The Ronald McDonald House in San Diego serves as a home away from home for about 20,000 families a year dealing with premature births, cancer and other serious illnesses.

Three-and-a-half-month-old Hope is a bubbly baby girl, and child number six for the Nakamura family from Vista.

After giving birth to five other children, the couple decided to go the natural route and do it at home. But things didn't go exactly as planned.

"She came out with the cord around her neck and she wasn't breathing," Shane Nakamura, Hope's father, said.

Baby Hope was immediately rushed to Rady Children's Hospital where they took good care of her.

"During our time down here we were able to stay at the Ronald McDonald House, which was a real blessing to us," Shane Nakamura said. He named his daughter Hope because he believed she would make it.

Since 1980, families like the Nakamuras have relied on this nonprofit organization for lodging that's almost free of charge. Chuck Day with the organization says what makes it so unique is it's located about 300 feet from Rady Children's Hospital.

"The 350-bed hospital next door is key because we can allow families to come across and use our facilities even though they're not staying with us," Day said.

The heart of the Ronald McDonald House is "the great room" filled with comfortable couches where families can take a break.

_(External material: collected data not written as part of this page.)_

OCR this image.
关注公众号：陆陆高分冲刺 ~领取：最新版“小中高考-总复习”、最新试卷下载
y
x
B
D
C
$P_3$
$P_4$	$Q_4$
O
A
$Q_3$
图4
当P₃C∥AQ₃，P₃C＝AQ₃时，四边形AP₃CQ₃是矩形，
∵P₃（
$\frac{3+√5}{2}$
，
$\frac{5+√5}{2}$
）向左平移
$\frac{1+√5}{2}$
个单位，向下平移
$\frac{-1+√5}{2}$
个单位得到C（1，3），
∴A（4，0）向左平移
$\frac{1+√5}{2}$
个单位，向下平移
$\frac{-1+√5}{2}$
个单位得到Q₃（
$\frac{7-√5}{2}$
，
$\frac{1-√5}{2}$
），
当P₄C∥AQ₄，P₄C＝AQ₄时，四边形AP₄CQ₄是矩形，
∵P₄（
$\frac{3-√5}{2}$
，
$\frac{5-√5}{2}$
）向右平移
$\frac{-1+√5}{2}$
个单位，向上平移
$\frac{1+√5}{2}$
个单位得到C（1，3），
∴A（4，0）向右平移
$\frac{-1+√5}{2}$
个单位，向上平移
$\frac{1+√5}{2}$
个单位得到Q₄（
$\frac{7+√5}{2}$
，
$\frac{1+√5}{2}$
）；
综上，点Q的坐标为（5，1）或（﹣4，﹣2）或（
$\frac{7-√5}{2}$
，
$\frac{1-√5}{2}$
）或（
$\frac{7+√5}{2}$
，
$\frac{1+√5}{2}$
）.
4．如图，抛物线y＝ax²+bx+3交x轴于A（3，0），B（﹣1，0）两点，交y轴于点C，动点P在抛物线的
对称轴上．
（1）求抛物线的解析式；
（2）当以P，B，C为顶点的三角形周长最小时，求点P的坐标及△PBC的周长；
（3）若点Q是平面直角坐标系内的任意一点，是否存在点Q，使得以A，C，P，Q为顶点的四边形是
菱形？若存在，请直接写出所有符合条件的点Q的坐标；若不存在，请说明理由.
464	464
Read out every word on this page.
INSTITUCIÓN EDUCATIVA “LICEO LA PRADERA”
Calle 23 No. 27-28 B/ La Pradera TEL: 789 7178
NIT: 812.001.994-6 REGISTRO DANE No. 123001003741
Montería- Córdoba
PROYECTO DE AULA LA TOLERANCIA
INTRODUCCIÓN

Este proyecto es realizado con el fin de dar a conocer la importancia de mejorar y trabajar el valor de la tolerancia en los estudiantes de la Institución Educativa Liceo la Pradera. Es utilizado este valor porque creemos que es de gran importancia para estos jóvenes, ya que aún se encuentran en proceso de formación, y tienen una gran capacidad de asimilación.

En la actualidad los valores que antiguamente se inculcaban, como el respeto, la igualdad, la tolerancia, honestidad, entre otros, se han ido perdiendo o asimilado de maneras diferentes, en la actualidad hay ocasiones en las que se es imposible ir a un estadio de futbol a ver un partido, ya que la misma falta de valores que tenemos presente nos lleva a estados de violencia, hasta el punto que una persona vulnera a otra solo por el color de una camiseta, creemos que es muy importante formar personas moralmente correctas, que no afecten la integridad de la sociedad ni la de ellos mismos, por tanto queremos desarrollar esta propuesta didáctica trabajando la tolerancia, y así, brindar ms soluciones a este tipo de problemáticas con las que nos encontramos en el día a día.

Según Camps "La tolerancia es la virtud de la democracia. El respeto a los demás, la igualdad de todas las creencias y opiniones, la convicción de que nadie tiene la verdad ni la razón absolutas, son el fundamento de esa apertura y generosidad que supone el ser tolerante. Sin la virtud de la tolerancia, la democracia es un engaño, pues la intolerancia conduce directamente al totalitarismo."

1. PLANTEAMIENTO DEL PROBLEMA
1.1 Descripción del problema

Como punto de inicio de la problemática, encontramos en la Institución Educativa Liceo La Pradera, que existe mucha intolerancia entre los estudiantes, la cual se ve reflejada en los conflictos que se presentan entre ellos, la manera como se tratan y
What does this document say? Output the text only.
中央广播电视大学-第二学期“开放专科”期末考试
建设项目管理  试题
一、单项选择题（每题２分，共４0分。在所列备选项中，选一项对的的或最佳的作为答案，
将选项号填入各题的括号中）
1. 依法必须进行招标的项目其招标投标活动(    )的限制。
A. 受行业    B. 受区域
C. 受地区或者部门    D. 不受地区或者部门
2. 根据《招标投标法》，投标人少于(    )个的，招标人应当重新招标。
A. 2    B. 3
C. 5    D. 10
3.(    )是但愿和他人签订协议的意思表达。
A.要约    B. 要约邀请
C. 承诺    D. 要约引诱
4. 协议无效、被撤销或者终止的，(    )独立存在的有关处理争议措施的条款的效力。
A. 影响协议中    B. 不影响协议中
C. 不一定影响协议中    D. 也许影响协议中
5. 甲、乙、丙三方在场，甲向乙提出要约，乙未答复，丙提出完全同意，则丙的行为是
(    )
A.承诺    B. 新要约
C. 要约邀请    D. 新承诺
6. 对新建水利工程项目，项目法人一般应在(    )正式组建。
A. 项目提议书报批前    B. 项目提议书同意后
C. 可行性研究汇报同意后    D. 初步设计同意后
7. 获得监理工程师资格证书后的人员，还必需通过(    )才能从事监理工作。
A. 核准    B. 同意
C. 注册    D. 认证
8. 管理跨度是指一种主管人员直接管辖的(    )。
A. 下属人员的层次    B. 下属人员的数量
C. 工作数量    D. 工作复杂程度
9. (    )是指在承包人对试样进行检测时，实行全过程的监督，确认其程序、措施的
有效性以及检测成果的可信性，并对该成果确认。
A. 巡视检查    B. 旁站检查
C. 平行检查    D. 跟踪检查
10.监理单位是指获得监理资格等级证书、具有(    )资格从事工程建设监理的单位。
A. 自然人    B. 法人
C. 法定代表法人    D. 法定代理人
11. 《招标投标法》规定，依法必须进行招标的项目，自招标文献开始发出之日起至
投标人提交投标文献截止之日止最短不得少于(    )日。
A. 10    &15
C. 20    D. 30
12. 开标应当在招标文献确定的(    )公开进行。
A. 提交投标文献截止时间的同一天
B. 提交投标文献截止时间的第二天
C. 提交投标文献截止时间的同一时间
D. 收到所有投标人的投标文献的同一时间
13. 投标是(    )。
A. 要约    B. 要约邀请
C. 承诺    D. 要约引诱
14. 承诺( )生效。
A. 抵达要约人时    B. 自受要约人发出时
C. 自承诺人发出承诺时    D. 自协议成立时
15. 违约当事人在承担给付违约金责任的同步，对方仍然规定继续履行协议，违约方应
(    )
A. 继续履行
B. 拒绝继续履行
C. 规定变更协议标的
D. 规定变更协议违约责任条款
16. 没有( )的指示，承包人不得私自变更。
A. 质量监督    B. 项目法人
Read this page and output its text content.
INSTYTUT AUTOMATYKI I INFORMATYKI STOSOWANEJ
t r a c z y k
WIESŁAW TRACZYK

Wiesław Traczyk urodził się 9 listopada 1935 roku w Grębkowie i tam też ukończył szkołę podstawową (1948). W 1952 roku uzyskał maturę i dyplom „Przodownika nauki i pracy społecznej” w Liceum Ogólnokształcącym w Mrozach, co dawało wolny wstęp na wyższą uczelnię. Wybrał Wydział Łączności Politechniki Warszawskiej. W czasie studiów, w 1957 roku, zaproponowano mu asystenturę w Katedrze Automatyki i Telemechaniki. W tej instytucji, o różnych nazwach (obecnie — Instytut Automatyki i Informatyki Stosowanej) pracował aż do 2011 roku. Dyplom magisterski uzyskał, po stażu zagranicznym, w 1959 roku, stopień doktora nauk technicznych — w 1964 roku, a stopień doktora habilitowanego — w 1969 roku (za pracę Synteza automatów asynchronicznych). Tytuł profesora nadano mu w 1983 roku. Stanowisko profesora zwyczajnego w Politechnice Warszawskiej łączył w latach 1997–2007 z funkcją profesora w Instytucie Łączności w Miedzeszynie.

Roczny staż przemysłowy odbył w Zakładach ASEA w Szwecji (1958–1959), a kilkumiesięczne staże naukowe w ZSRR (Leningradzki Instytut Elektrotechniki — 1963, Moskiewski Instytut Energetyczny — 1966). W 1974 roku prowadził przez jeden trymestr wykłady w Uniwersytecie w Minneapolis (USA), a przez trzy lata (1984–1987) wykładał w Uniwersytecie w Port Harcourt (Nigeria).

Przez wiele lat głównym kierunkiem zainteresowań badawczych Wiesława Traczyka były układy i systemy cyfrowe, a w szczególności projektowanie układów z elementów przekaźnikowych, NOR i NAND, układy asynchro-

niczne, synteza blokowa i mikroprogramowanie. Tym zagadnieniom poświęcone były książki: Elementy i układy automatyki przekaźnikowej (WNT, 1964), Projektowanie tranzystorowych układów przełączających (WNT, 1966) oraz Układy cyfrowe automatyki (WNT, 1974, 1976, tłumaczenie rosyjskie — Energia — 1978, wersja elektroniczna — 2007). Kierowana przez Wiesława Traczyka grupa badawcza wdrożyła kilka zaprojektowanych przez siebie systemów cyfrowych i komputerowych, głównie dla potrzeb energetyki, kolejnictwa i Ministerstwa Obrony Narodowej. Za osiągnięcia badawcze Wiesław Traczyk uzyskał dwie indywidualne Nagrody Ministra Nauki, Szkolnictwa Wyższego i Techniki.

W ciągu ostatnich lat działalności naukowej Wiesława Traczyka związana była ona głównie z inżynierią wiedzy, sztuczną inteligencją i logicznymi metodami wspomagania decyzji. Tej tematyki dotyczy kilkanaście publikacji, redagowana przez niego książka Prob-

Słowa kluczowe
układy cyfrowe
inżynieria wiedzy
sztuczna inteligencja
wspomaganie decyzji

It also includes a commercial kitchen where about 150 families a day can really make themselves at home.

"They can make their own food here, so we'll refill these pantry shelves daily," Day said.

Local McDonald's operators provide about 10 percent of the annual budget, Day said, but maybe not so many hamburgers and french fries.

The rest of the money is raised in the community to support the campus school for K-12 students, and the 47 rooms for families to temporarily live in while their child is being treated.

This year a fundraising raffle's prizes include a $3.2 million house in Rancho Santa Fe.

"We try to create the dream that people want to invest in by buying that raffle ticket," Day said. "We know our house needs to be here. It enables us to be here in the future."